Again he clears his throat, once more I cough.
“Ok. I told him I had stage 4 of incurable TB and coughed at him.”
“But you do have stage 4 Tb.”
“I know.” K says and cracks up laughing. “That’s what made it so convincing. Although I’ve never felt better in my life.” He inhales deeply, an expansive show of health. “You know, I think death might have actually cured me.”
He and the girl find this extremely clever (although I think it sounds like my parents) and commence laughing incontinently. Their laughter, however, is soon overtaken by a convulsive fit of coughing that’s been triggered in my own chest. Next thing I know I’m spitting out blood. But it’s dark and, at first, no one notices.
“You got to make the most of your weaknesses,” K advises. “Otherwise what’s the point of being sick?”
More laughter begets more coughing. Blood speckles my shirt and shoes. It also hits the girl. Of course it looks like ink, especially at night.
“You shouldn’t have had those cigarettes,” K chastises.
“I don’t think it would’ve mattered.”
“Aw shit! You got my skirt dirty.”
She stops to inspect the damage under a streetlamp.
“Is she really coming with us?” I ask K quietly.
“She is all alone now,” he replies under his breath. Then in mock tribute adds with falsetto, “Lenny is no more!”
I look at the girl standing beneath the carbonate light of the lamp as she spits on a handkerchief and tries to wipe out the spot of blood on her dress. In a halo of insects she seems much more isolated and preoccupied than before.
“I think you’ll need soda water for that,” I say.
“It’s the last thing Lenny bought for me.” She sounds oddly sad and nostalgic. “Poor Lenny, I’d like to stop by my place to pick up a few items, if that’s okay.”
As she slips into the snooded night, so norisihly attractive, I spy a few more drops of blood on her skirt, but can’t be sure if it’s from me coughing or her alleged period.

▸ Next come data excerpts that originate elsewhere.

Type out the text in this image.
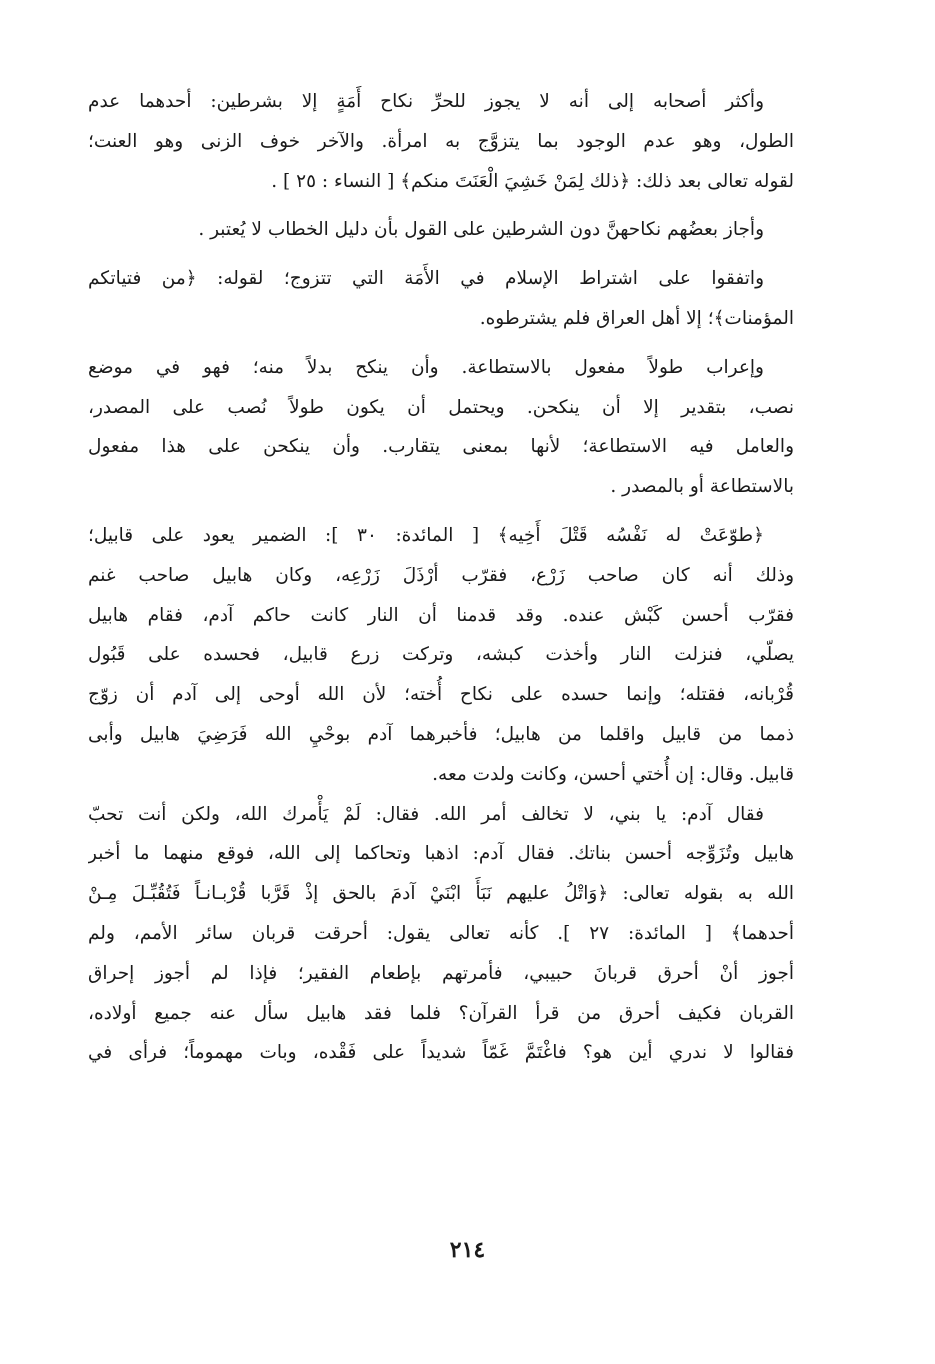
وأكثر أصحابه إلى أنه لا يجوز للحرِّ نكاح أَمَةٍ إلا بشرطين: أحدهما عدم
الطول، وهو عدم الوجود بما يتزوَّج به امرأة. والآخر خوف الزنى وهو العنت؛
لقوله تعالى بعد ذلك: ﴿ذلك لِمَنْ خَشِيَ الْعَنَتَ منكم﴾ [ النساء : ٢٥ ] .
وأجاز بعضُهم نكاحهنَّ دون الشرطين على القول بأن دليل الخطاب لا يُعتبر .
واتفقوا على اشتراط الإسلام في الأَمَة التي تتزوج؛ لقوله: ﴿من فتياتكم
المؤمنات﴾؛ إلا أهل العراق فلم يشترطوه.
وإعراب طولاً مفعول بالاستطاعة. وأن ينكح بدلاً منه؛ فهو في موضع
نصب، بتقدير إلا أن ينكحن. ويحتمل أن يكون طولاً نُصب على المصدر،
والعامل فيه الاستطاعة؛ لأنها بمعنى يتقارب. وأن ينكحن على هذا مفعول
بالاستطاعة أو بالمصدر .
﴿طوّعَتْ له نَفْسُه قَتْلَ أَخِيه﴾ [ المائدة: ٣٠ ]: الضمير يعود على قابيل؛
وذلك أنه كان صاحب زَرْع، فقرّب أرْذَلَ زَرْعِه، وكان هابيل صاحب غنم
فقرّب أحسن كَبْش عنده. وقد قدمنا أن النار كانت حاكم آدم، فقام هابيل
يصلّي، فنزلت النار وأخذت كبشه، وتركت زرع قابيل، فحسده على قَبُول
قُرْبانه، فقتله؛ وإنما حسده على نكاح أُخته؛ لأن الله أوحى إلى آدم أن زوّج
ذمما من قابيل واقلما من هابيل؛ فأخبرهما آدم بوحْيِ الله فَرَضِيَ هابيل وأبى
قابيل. وقال: إن أُختي أحسن، وكانت ولدت معه.
فقال آدم: يا بني، لا تخالف أمر الله. فقال: لَمْ يَأْمرك الله، ولكن أنت تحبّ
هابيل وتُزَوِّجه أحسن بناتك. فقال آدم: اذهبا وتحاكما إلى الله، فوقع منهما ما أخبر
الله به بقوله تعالى: ﴿وَاتْلُ عليهم نَبَأَ ابْنَيْ آدمَ بالحق إذْ قَرَّبا قُرْبـانـاً فَتُقُبِّـلَ مِـنْ
أحدهما﴾ [ المائدة: ٢٧ ]. كأنه تعالى يقول: أحرقت قربان سائر الأمم، ولم
أجوز أنْ أحرق قربانَ حبيبي، فأمرتهم بإطعام الفقير؛ فإذا لم أجوز إحراق
القربان فكيف أحرق من قرأ القرآن؟ فلما فقد هابيل سأل عنه جميع أولاده،
فقالوا لا ندري أين هو؟ فاغْتَمَّ غَمّاً شديداً على فَقْده، وبات مهموماً؛ فرأى في
٢١٤
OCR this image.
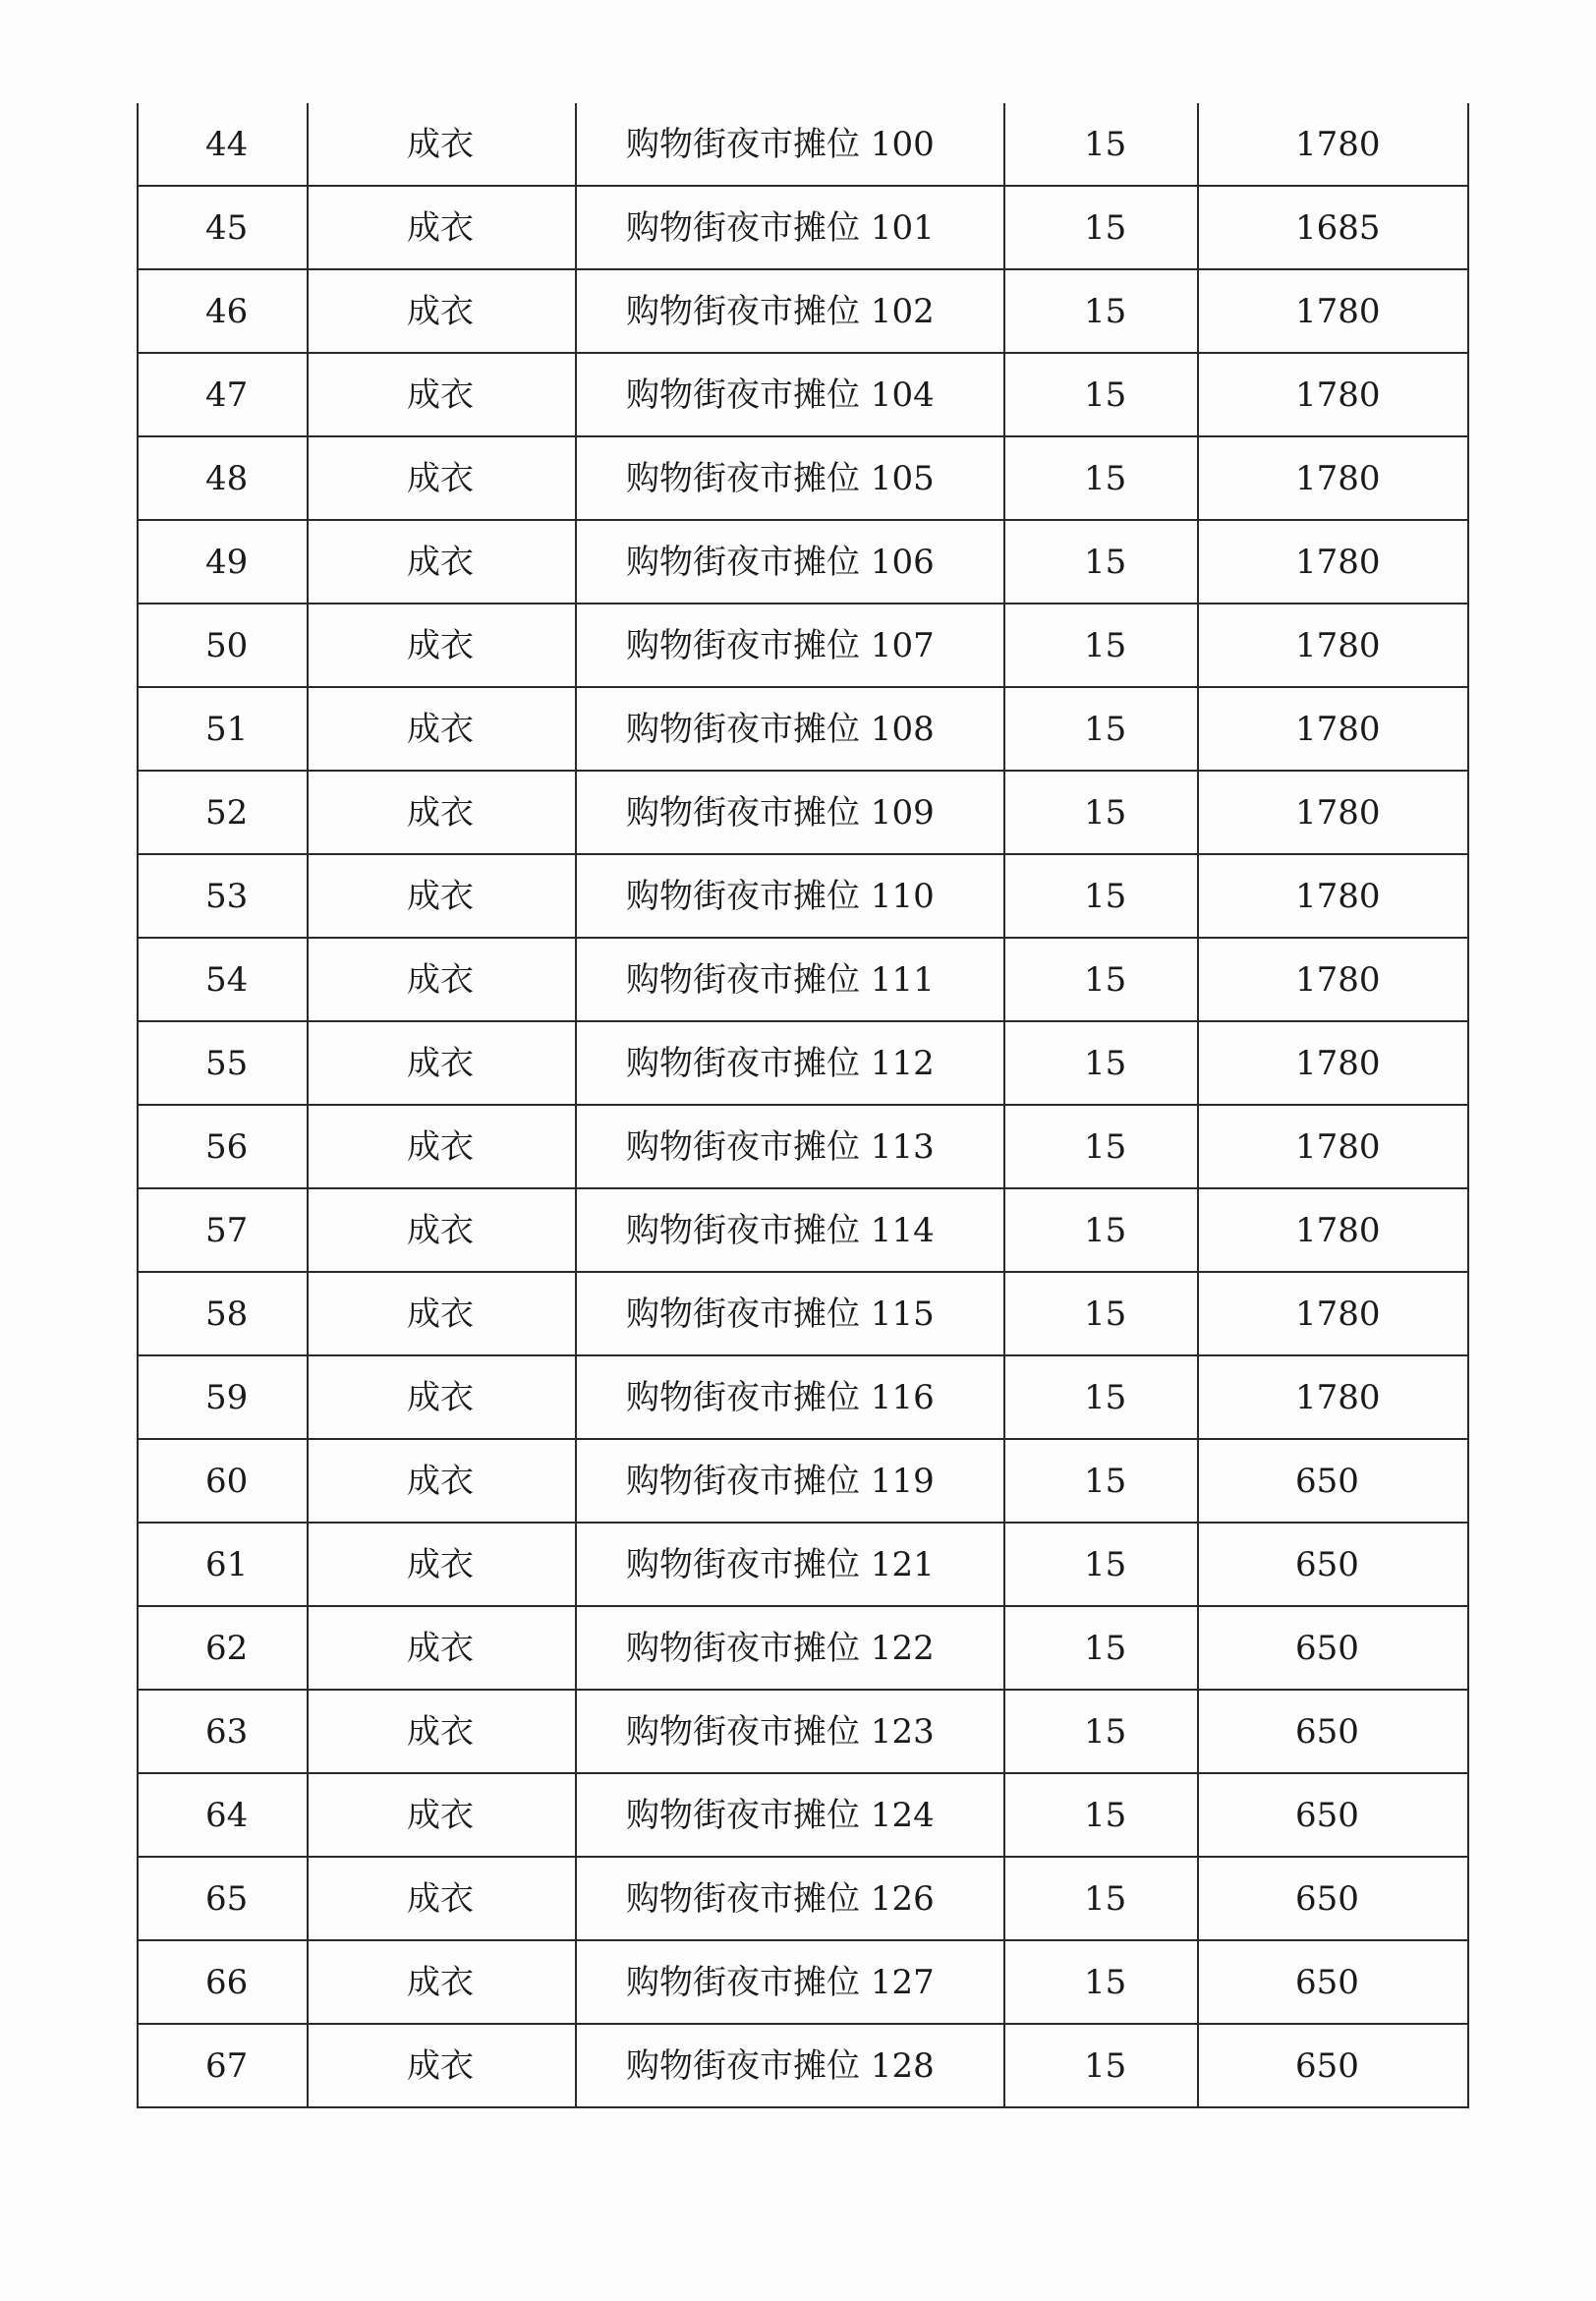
44	成衣	购物街夜市摊位 100	15	1780
45	成衣	购物街夜市摊位 101	15	1685
46	成衣	购物街夜市摊位 102	15	1780
47	成衣	购物街夜市摊位 104	15	1780
48	成衣	购物街夜市摊位 105	15	1780
49	成衣	购物街夜市摊位 106	15	1780
50	成衣	购物街夜市摊位 107	15	1780
51	成衣	购物街夜市摊位 108	15	1780
52	成衣	购物街夜市摊位 109	15	1780
53	成衣	购物街夜市摊位 110	15	1780
54	成衣	购物街夜市摊位 111	15	1780
55	成衣	购物街夜市摊位 112	15	1780
56	成衣	购物街夜市摊位 113	15	1780
57	成衣	购物街夜市摊位 114	15	1780
58	成衣	购物街夜市摊位 115	15	1780
59	成衣	购物街夜市摊位 116	15	1780
60	成衣	购物街夜市摊位 119	15	650
61	成衣	购物街夜市摊位 121	15	650
62	成衣	购物街夜市摊位 122	15	650
63	成衣	购物街夜市摊位 123	15	650
64	成衣	购物街夜市摊位 124	15	650
65	成衣	购物街夜市摊位 126	15	650
66	成衣	购物街夜市摊位 127	15	650
67	成衣	购物街夜市摊位 128	15	650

“I also need to change one of my female accessories,” she says, then genteelly mouths the word - tampon.
This girl might have a shine for K, but at least we’ve got something in common, I think, smearing the blood off my hand onto my trousers, at least we have that.
“Can we walk any faster?” the girl complains. “There are bugs feasting all over my legs.”
I aim for one of the pesky bugs drilling into her thigh, and take this as an excuse to smack her.
“Not so hard!”
“Don’t hurt her.” K criticizes. “You’ve got to be gentle, but firm. “ He swipes a slow hand across her thigh. “Like this.”
“Sorry,” I say, thinking how those bugs must be god’s luckiest creatures. Sure, they might have a short lifespan, but at least they’re sucking high octane ambrosia, living it up while they can.
“Make a right here,” the girl instructs. “I live right above that bus stop.”